Gandhi: some ugly truths revealed

Submitted by Matthew on 8 October, 2009 - 11:53 Author: Stuart Jordan

This series got off to a good start as an attempt by the bourgeois establishment to de-sanctify the legacy of Mohandas Gandhi, and strips away some of the mythology surrounding him. The man revealed is an incredibly driven politician, who sacrificed his family, his sexuality, and other earthly pleasures, in pursuit of building a mass movement.

The story of Gandhi’s early life (told in the first of the series) shows a different figure from the saintly ascetic of popular folklore. The documentary tells of the time he left his dying father’s bedside to satisfy the “carnal desires” he later renounced. It also tells of his first foray into politics where he not only took a racist position towards black South Africans and low-caste Indians, but also sold out all of his comrades. For this act of misleadership he was attacked by a supporter on the way out of prison.

Although the documentary rids Gandhi of his halo, the real-life human being it presents still appears to have almost god-like powers. The documentary completely ignores the historic context in which Gandhi lived. Apart from admitting to some influence by the radical vegetarian scene in London, Gandhi is presented as a figure outside of history who, through force of will-power and satyagraha (literally, grasping the truth), singlehandedly brings down the British Empire. If you believe this story, Gandhi is a deus ex machina, born into a political vacuum to bring forth an army of activists.

In South Africa, where he started his political life as a lawyer for Durban’s Indian merchant class, Gandhi is portrayed as creating a 9,000-strong movement of arrestable non-violent activists from scratch within a matter of weeks. No doubt the man was a talented political organiser and orator, but a truly secular account would have shown history making the man, rather than the man making history.

It is no surprise that Gandhi’s political career starts among the merchant class of South Africa. Here Gandhi develops his own form of reactionary petty-bourgeois socialism that finds no end of support in the upper echelons of the Indian bourgeoisie.

Contrary to the Great Man of History portrayal, Gandhi was very much a product of his time, part of a new movement among India’s intelligentsia. They sought a pan-Indian identity based on One World, One God neo-Hinduism and recoiled from the exploitation and alienation of modern capitalism. The documentary makes the bold comparison between his doctrine and modern jihad.

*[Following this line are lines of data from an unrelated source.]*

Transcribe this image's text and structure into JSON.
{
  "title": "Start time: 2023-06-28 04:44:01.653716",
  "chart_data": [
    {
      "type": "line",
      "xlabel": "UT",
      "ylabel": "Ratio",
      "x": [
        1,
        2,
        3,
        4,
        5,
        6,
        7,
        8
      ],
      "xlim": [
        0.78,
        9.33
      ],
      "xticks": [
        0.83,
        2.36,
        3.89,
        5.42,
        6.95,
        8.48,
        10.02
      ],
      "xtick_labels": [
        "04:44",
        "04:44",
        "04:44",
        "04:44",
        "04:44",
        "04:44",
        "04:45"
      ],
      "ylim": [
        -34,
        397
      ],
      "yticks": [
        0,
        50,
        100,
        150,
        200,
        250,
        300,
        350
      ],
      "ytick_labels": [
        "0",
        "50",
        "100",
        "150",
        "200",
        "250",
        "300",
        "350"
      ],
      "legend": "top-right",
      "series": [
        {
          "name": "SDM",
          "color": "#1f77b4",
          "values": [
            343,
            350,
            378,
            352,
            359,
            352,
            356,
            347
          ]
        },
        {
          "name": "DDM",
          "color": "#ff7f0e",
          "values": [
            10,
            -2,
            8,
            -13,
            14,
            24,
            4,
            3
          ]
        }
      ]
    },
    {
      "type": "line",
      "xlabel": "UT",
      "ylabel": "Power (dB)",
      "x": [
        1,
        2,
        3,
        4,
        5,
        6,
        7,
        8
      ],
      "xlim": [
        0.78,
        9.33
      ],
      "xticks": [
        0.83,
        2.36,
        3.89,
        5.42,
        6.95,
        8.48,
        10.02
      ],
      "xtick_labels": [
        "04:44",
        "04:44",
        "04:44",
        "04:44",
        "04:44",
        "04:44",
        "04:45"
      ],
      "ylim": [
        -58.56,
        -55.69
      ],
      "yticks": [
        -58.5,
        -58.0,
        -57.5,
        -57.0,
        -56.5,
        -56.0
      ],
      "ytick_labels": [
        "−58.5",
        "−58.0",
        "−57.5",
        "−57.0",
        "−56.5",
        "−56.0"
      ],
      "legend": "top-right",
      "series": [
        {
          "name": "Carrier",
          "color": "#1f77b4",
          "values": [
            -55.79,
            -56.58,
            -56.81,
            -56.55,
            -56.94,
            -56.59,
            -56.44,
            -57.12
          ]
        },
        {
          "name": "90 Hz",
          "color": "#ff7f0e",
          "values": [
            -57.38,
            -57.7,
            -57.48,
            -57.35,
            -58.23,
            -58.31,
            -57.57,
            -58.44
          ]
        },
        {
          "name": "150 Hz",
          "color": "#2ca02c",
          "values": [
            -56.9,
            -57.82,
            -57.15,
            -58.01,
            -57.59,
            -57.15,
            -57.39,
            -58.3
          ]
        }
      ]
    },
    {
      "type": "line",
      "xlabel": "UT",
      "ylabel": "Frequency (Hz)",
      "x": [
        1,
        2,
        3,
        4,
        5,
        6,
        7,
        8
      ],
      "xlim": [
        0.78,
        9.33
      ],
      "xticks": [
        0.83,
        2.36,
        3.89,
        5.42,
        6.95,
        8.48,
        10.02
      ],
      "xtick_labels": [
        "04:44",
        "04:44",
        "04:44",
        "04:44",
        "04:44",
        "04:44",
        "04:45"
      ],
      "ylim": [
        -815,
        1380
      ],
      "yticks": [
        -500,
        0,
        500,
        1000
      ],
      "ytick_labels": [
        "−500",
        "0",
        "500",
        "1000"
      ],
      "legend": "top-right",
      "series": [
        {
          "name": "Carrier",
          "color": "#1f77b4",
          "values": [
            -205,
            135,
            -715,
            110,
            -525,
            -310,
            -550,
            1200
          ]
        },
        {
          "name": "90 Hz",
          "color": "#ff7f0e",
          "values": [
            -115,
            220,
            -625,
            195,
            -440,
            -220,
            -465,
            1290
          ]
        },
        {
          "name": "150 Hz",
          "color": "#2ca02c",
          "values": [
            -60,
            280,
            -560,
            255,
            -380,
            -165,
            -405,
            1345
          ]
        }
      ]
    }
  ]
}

Nowadays, Gandhi’s political doctrine of non-violence is taught in schools across the world as an example of how the weak can overcome the strong. However, this rendering of history is a fiction. The British left India for economic reasons, not because they were ground down by decades of satyagraha. It was the militant working class (which Gandhi condemned) and the revolutionary peasantry that played the bigger part in the British decision to leave.

Gandhi’s tactics were a failure, born of a failed political doctrine which was not sufficiently secular to prevent the millions slaughtered in Partition. Nor was it sufficiently anti-capitalist to prevent the future millions from dying in India’s slums.

Gandhi’s story is not one of a hero singlehandedly fighting British imperialism. It is the story of a petty-bourgeois leader, bolstered on the shoulders of the Indian aristocracy. His crackpot political philosophy and leadership must bear some responsibility for the bloody massacre of Partition. He was the perfect leader for the Indian bourgeoisie, who were quite happy to entertain his self-flagellating philosophy, so long as he kept a lid on the mass movement. Much of his authority rested on the near deification he accorded himself in his “praxis of Truth”.

Gandhi synthesised the theological teachings of Jesus and the ancient Hindu sages and thought he had discovered an ancient truth about how to bring about change. But far from rolling back history’s web of illusions to uncover timeless truth, Gandhi was a pawn in the game of global capitalist development. His continued legacy is due to the fact that he never really posed a threat to the continued exploitation of the sub-continent.

For the BBC’s part, they take God out of the picture, only to champion Gandhi as a flawed but heroic leader of the oppressed, tapping a deep vein of historic truth. An accurate history would have to acknowledge the hundreds of thousands of activists he misled and the hundreds of thousands of workers and peasants that fought their own battles in defiance of his leadership. It would also have to do some honest accounting about the terrors of British colonialism and the abject failings of post-independence India.